Code for How to Recognize Optical Characters in Images in Python

You can also view the full code on github.

extracting_text.py

import pytesseract
import cv2
import matplotlib.pyplot as plt
import sys
from PIL import Image

# read the image using OpenCV 
# from the command line first argument
image = cv2.imread(sys.argv[1])
# or you can use Pillow
# image = Image.open(sys.argv[1])

# get the string
string = pytesseract.image_to_string(image)
# print it
print(string)

# get all data
data = pytesseract.image_to_data(image)

print(data)

draw_boxes.py

import pytesseract
import cv2
import matplotlib.pyplot as plt
from PIL import Image

# read the image using OpenCV
image = cv2.imread("test.png")
# make a copy of this image to draw in
image_copy = image.copy()
# the target word to search for
target_word = "dog"
# get all data from the image
data = pytesseract.image_to_data(image, output_type=pytesseract.Output.DICT)
# get all occurences of the that word
word_occurences = [ i for i, word in enumerate(data["text"]) if word == target_word ]

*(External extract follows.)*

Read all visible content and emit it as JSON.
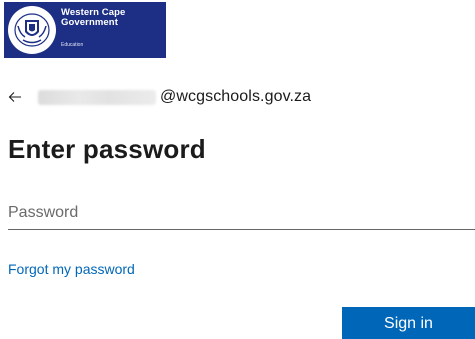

for occ in word_occurences:
    # extract the width, height, top and left position for that detected word
    w = data["width"][occ]
    h = data["height"][occ]
    l = data["left"][occ]
    t = data["top"][occ]
    # define all the surrounding box points
    p1 = (l, t)
    p2 = (l + w, t)
    p3 = (l + w, t + h)
    p4 = (l, t + h)
    # draw the 4 lines (rectangular)
    image_copy = cv2.line(image_copy, p1, p2, color=(255, 0, 0), thickness=2)
    image_copy = cv2.line(image_copy, p2, p3, color=(255, 0, 0), thickness=2)
    image_copy = cv2.line(image_copy, p3, p4, color=(255, 0, 0), thickness=2)
    image_copy = cv2.line(image_copy, p4, p1, color=(255, 0, 0), thickness=2)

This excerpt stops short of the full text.